Üretken yapay zeka (Generative AI) kullanım oranı ise yüzde 38,3 ile sınırlı kalıyor. Ancak bu oran, yapay zeka geliştirmede ABD ve Çin’den sonra üçüncü sırada yer alan Birleşik Krallık’taki vatandaşlarla neredeyse aynı seviyede.
Yunan halkı, yapay zekayı en çok bilgi arama (%60,3) amacıyla kullanırken, diğer popüler kullanım alanları arasında metin çevirisi (%35,9), eğlence ve sohbetler (%25,1), içerik üretimi (%24,2) ve karar vermeye destek (%17,6) yer alıyor.
Yüzde 15,4’lük bir kesim ise hiçbir amaç için yapay zeka uygulaması kullanmıyor veya kullanmayı planlamıyor.
Eteron araştırmasında kaydedilen hafif karamsarlığın ötesinde, katılımcılar yapay zekanın daha güvenli hale getirilmesi için yapılması gereken adımlar konusunda şeffaflık, kişisel verilerin korunması ve yasal önlemler gibi faktörlere odaklanıyorlar.
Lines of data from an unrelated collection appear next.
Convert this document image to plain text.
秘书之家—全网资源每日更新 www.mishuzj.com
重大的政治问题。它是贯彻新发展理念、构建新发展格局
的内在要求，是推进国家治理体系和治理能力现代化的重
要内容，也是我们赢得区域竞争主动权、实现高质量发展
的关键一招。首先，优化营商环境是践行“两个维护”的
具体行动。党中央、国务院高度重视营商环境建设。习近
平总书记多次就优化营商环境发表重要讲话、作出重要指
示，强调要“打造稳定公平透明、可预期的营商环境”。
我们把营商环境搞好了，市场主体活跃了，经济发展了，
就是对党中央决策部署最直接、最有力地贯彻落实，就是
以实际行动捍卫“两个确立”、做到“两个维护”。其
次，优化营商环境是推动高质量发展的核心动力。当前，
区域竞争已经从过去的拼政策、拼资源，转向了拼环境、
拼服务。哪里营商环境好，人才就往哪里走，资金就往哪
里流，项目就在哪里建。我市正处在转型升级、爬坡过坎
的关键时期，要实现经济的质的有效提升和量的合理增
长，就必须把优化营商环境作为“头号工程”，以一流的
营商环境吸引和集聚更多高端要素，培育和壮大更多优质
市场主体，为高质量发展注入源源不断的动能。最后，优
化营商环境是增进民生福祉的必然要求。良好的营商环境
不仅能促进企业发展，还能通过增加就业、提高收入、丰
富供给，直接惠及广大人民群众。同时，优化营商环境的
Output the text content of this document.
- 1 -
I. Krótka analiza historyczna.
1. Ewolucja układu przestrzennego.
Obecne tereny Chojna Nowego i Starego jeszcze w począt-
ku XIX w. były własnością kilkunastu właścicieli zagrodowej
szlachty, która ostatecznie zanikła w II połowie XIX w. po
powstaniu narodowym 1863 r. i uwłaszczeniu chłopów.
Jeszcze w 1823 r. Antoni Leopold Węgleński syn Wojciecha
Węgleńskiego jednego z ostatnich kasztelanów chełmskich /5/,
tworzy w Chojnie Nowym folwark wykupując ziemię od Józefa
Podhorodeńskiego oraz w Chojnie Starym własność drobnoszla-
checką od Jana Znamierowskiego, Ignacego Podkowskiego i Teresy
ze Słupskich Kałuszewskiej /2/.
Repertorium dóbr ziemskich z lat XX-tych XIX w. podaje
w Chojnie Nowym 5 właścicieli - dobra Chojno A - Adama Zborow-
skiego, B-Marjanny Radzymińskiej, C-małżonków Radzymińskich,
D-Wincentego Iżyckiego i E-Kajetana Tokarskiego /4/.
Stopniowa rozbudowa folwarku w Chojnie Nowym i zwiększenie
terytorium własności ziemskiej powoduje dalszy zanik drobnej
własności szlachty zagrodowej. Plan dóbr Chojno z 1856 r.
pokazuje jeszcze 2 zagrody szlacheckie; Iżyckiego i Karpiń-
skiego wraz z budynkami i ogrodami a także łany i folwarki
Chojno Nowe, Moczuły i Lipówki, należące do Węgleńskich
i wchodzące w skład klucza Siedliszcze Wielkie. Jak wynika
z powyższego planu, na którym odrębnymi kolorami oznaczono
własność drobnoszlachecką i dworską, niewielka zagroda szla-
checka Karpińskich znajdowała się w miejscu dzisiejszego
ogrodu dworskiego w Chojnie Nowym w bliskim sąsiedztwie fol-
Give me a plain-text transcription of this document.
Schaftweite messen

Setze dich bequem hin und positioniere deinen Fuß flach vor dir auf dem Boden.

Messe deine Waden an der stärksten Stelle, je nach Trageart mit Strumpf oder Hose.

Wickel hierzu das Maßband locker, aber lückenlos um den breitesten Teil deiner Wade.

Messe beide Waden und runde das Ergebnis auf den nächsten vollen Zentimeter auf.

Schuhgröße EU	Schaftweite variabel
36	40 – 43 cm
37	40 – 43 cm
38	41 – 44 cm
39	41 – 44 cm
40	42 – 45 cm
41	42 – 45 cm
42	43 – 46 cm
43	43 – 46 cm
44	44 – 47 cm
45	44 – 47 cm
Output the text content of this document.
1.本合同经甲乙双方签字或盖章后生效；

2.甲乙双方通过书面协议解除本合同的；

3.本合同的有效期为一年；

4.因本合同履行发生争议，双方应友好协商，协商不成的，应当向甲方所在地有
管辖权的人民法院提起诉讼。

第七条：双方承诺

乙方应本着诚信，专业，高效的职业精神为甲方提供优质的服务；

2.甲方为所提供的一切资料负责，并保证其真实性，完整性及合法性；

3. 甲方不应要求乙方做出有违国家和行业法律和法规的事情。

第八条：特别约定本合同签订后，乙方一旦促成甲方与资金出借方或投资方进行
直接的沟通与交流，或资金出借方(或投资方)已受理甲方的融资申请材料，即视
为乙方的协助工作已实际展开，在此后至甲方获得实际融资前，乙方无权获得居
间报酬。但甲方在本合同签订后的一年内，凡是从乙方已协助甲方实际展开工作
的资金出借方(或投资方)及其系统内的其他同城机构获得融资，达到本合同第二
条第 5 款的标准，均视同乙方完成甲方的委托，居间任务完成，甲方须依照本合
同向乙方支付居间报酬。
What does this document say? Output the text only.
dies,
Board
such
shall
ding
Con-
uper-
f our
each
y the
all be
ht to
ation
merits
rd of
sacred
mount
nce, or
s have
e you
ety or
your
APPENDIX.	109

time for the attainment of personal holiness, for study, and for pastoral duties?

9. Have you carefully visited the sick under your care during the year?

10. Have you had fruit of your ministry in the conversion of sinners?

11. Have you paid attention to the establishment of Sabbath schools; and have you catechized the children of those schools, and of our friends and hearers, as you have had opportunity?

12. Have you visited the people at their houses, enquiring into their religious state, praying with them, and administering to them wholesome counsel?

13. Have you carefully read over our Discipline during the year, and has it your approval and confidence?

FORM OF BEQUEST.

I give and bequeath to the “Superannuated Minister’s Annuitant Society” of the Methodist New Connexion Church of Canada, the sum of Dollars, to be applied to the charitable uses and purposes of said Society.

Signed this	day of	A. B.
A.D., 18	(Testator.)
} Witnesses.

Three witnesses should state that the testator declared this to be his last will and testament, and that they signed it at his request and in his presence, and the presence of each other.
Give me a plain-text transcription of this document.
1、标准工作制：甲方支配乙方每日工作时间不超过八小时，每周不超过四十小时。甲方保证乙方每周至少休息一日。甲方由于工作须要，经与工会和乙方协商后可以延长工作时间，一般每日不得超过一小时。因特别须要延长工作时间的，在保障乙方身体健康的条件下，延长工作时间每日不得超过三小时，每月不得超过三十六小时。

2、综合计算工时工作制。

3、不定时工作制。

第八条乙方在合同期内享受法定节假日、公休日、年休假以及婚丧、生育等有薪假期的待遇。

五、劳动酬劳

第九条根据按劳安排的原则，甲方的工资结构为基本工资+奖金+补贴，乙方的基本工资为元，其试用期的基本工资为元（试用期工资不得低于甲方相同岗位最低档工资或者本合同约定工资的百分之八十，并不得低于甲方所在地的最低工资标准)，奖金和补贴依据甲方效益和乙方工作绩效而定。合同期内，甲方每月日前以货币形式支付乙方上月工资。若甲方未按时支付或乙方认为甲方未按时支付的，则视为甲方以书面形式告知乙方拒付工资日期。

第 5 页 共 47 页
"Yapay zekanın kullanımını daha güvenli hale getirecek şeyin ne olacağı" sorusuna verilen yanıtlarda, vatandaşlar şu seçenekleri belirtiyor: Yapay zeka uygulamalarının nasıl çalıştığına dair şeffaflık ve açıklamalar (%41,7), kişisel verilerin korunmasının sağlanması (%40,9), yapay zekanın kullanımını sınırlayan katı yasalar (%39,8), yapay zekanın güvenliğini denetleyecek bağımsız bir otorite (%33,7) ve yapay zeka kararlarının yeniden incelenmesi için bir insana başvuru imkanı (%31,3).
Yüzde 13,5’lik bir kesim ise hiçbir şeyin güvenli bir ortam sağlayamayacağını düşünüyor.
Yapay zeka teknolojilerini geliştiren şirketler, güvenliğin sağlanmasından sorumlu başlıca aktörler olarak yüzde 19,3 oranında görülüyor. Devlet yüzde 17,5 oranında ikinci sırada yer alırken, Avrupa kurumları (Avrupa Parlamentosu ve Komisyon) yüzde 16,6, bağımsız ulusal düzenleyici otoriteler yüzde 14,2 ve bağımsız uluslararası düzenleyici otoriteler, örneğin OECD, yüzde 14 oranında sorumlu kabul ediliyor.
Yapay zekanın entegrasyonuyla ilgili en önemli riskler arasında, teknolojiye aşırı bağımlılık (%63,8), yapay zeka sistemlerinin aldığı kararlarla ilgili hesap verebilirlik ve şeffaflık eksikliği (%58,7), iş kaybı (%58) ve mahremiyet ihlalleri (%53,8) benzer oranlarla öne çıkıyor.